Toroğlu'nun çarpıcı yorumları şöyle:

Yazıya nereden başlasak ve nerede bitirsek… Şöyle başlayalım; dakika 86, Göztepe 2-1 galip, Galatasaray doldur boşalt yapıyor. Bu dakikaya kadar da sahada daha akıllı dikkatli oynayan bir Göztepe var. İlk yarı G.Saray sahada hiç yok. İkinci yarı Babel'in çıkması, Gomis'in girmesi, Emre Kılınç'ın girmesi oyunu G.Saray lehine biraz değiştirdi. Ama yine de G.Saray iyi top oynamıyordu ama baktılar ki pabuç pahalı ne var ne yok mücadele etmeye başladılar.

90 dakika sahada G.Saray takımını idare edecek iki veya bir tane oyuncu yoktu. Herkes bir şekilde bildiğini oynuyordu. Mesela Taylan, mesela Ömer Bayram… Bunlar şu anda G.Saray kadrosunda olmaması gereken oyuncular.

Bence dün gecenin yıldızı VAR'daki Mete Kalkavan'dı. Çok doğru bir şekilde pozisyonlara el koydu ve hakemi çağırdı. Bu kadar VAR'a gidildiği zaman da sahadaki hakemin otoritesi kalmıyor, seyirci de fazlaca isyan etmeye başlıyor. Maçı idare eden VAR mı yoksa sahadaki hakem mi diye haliyle kafalarda soru işareti kalıyor. Düşünün VAR olmasa maç kaç kaç biterdi. Ben size söyleyeyim, kaç kaç bitmezdi, karakolda biterdi!

Heyecan dolu bir maçtı, biraz top oynamaya çalışan takım Göztepe idi. G.Saray hiçbir şey oynamadan büyük takım avantajıyla bu maçı kazandı. Ama sakın G.Saray bu görüntüyle düzelir falan demeyin. Galatasaray için bu maç bu maç 3 puan değil 6 puanlık maçtı. Göztepe'yi çukura itti, kendi çukurun üstüne tutundu.

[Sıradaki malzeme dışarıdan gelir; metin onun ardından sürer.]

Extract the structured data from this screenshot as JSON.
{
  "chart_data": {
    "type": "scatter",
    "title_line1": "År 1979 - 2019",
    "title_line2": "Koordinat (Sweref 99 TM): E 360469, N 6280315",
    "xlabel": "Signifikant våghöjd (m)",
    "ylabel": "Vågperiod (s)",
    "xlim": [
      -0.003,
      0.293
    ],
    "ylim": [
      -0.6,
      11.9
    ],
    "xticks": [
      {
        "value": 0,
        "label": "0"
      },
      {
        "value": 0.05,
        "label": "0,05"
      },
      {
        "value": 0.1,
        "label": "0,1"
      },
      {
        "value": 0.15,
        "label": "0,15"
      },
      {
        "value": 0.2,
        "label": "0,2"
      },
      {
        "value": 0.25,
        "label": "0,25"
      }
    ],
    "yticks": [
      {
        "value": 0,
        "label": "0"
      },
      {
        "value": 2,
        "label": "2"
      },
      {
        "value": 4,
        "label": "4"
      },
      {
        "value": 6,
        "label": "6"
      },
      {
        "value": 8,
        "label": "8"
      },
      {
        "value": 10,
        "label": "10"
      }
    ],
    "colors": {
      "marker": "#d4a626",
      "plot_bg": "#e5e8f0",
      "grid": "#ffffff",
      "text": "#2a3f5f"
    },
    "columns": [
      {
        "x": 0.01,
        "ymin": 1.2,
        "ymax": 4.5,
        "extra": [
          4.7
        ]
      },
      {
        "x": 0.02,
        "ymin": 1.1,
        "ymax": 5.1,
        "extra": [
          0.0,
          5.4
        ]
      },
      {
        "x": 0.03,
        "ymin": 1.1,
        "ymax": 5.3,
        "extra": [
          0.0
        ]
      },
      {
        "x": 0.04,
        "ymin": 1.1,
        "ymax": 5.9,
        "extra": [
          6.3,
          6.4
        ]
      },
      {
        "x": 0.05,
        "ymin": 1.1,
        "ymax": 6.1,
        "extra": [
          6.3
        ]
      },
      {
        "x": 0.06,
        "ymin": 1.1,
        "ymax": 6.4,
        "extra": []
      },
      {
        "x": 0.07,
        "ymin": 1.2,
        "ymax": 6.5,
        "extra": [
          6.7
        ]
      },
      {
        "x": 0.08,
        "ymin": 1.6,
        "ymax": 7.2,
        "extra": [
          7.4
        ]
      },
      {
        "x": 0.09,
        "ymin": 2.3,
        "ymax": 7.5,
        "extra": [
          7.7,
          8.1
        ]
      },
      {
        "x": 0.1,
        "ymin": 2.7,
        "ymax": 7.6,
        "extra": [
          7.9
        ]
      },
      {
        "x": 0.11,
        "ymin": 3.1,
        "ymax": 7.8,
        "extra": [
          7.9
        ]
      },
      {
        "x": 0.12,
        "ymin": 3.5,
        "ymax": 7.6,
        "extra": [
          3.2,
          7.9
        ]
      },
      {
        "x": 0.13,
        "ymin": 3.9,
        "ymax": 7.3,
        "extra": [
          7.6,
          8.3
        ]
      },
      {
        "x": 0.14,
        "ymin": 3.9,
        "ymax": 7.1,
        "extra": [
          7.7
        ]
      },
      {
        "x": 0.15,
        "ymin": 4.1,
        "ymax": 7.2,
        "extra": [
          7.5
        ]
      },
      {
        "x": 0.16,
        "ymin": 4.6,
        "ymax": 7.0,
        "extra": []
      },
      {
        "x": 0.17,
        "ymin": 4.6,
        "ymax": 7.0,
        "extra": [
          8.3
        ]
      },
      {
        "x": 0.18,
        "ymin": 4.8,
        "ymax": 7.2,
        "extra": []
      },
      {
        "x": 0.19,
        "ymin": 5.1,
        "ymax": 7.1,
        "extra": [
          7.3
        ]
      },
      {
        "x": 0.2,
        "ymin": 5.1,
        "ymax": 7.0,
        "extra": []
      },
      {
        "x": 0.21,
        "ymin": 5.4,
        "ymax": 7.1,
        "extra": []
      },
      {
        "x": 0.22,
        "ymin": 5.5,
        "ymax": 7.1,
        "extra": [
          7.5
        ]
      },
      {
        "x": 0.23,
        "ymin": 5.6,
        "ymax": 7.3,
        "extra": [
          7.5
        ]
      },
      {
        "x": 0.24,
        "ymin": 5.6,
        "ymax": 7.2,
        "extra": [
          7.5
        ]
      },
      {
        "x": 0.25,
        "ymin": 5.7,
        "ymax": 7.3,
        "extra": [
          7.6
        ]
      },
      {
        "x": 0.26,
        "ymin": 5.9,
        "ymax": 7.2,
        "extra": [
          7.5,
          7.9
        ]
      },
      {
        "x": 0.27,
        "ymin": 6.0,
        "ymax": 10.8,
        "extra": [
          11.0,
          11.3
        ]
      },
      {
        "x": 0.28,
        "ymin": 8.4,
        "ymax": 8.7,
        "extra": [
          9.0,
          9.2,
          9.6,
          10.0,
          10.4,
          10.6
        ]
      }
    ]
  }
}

Bakınız G.Saray'ın nerelerde olması gerekirken biz neler yazıyoruz. Çok kestirmeden şunu söyleyeyim ve yazımı bitireyim; bu sahadaki G.Saray'ın sorumlusu başta Fatih Terim'dir, sonra yeni seçilen Başkan ve yönetimdir, sonra da bu başkanın getirdiği bu teknik adamdır. Bu kadar basit! Kimse bu rezalet G.Saray'dan 'Benim sorumluluğum yok' deyip kurtulamaz.